Sur l’arrière-plan théorique, le Marxisme pour les Nuls de Tchaikovsky serait charmant sous la plume d’un adolescent découvrant, éberlué, la lutte des classes, et se disant qu’il doit faire partager au monde sa découverte de concepts tels que ceux de classe mobilisée ou de dévoilement ; l’ogre en couverture avec son haut de forme ressemble même aux caricatures de capitalistes qu’on trouve dans Lutte ouvrière, c’est dire si nous sommes ici loin du cercle de la raison. Problème : Tchaikovsky n’est plus un adolescent depuis longtemps et son lectorat n’est, j’espère, pas constitué de lycéens époustouflés par la finesse de sa métaphore ou séduits par des représentations groupusculaires.

Enfin, et là je trouve que c’est plus grave que comique, à tel point que je vais maintenant ne plus toucher les textes de cet auteur qu’avec des pincettes, la fantasmagorie complotiste du Great Reset tangente fortement le cœur de la novella.
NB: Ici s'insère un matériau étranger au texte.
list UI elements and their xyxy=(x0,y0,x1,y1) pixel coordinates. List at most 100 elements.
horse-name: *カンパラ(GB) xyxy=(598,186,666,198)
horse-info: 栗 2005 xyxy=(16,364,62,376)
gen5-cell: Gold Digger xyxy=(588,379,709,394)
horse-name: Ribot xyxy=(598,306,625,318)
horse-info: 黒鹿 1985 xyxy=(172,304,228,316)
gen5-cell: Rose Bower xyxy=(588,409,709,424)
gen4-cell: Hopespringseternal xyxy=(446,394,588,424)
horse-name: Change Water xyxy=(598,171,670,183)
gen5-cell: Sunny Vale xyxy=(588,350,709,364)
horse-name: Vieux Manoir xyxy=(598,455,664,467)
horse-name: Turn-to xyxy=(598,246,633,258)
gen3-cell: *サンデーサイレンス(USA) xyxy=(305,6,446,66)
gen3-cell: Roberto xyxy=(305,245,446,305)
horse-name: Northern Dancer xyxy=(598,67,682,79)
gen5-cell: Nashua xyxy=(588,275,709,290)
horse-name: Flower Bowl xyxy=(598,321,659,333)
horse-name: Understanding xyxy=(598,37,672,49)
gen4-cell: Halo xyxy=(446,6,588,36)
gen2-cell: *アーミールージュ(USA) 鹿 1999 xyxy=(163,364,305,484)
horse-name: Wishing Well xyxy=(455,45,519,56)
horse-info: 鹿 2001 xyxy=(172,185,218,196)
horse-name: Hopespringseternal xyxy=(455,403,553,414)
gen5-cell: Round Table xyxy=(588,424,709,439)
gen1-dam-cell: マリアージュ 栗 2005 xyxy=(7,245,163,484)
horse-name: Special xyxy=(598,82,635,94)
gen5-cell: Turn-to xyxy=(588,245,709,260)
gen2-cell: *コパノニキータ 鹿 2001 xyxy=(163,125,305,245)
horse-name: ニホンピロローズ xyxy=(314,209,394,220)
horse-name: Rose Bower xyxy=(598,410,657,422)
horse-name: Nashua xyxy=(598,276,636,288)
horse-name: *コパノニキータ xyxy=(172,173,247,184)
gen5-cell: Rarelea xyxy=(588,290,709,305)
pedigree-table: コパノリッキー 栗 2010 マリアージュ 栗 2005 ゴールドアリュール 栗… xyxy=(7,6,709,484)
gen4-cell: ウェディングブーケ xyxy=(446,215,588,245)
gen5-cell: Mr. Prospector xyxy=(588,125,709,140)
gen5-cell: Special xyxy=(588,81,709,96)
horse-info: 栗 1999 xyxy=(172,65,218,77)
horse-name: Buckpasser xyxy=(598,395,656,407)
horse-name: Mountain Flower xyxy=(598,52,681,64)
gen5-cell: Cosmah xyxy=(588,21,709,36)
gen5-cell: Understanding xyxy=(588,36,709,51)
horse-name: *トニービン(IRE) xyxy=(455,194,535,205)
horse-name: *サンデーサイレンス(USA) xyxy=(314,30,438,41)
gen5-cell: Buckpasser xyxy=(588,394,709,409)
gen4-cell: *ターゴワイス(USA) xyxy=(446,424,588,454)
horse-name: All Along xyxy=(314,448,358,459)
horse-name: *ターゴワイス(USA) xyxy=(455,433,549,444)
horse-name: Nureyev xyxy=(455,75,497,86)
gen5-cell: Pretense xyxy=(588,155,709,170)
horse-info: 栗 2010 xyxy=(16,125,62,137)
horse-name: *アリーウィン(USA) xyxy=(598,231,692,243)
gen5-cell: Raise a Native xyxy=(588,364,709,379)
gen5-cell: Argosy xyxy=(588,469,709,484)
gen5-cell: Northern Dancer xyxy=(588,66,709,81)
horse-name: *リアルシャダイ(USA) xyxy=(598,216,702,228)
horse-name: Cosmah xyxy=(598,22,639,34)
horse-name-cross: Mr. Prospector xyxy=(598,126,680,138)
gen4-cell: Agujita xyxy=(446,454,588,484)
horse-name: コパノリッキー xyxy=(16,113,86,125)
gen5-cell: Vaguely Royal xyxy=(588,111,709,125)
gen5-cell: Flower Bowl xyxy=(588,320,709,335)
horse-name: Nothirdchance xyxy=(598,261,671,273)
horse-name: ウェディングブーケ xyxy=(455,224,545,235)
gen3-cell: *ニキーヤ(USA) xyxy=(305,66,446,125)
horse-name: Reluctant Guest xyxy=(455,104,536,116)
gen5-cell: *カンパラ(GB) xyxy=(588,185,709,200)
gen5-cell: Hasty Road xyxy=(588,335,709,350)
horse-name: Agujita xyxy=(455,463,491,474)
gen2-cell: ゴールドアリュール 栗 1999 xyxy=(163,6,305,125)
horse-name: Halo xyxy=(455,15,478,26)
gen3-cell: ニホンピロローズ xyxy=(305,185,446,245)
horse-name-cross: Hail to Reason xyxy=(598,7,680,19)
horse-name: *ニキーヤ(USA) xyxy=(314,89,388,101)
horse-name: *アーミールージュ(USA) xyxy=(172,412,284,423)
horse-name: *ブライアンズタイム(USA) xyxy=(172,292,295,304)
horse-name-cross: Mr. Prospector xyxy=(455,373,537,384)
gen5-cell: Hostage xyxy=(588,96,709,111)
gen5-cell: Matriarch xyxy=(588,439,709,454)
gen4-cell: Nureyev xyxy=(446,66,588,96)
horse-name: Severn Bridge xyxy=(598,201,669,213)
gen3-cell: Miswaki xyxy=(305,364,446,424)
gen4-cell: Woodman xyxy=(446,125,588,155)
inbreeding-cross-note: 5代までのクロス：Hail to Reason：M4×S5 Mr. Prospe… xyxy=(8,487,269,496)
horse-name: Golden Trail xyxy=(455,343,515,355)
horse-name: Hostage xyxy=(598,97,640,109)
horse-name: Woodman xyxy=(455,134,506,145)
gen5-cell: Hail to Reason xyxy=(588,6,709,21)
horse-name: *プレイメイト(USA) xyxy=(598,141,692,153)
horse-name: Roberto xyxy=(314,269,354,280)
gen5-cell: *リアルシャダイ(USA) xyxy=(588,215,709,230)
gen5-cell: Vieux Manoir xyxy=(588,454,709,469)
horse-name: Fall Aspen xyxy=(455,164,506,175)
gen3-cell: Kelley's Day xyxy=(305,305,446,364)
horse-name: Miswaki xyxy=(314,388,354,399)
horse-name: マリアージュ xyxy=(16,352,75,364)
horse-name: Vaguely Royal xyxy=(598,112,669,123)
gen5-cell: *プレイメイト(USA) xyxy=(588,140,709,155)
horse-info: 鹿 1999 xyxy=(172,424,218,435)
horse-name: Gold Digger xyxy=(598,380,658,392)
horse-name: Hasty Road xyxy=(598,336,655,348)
Popularisée par des intellectuels à la dérive tels que Monique Pinçon-Charlot ou Laurent Mucchielli, cette théorie, qui raconte l’élimination annoncée d’une grande partie de l’humanité, est aussi absurde qu’obscène et n’est acceptable que lorsque c’est Thanos qui la met en application.
 
Déception donc, et regret. Tchaikovsky, qui est un auteur dont j‘aime souvent le travail, aurait dû réaliser que la rebellitude révolutionnaire est devenue la plus convenue de toutes les attitudes conformistes et rester sur des histoires d'araignées et de pieuvres.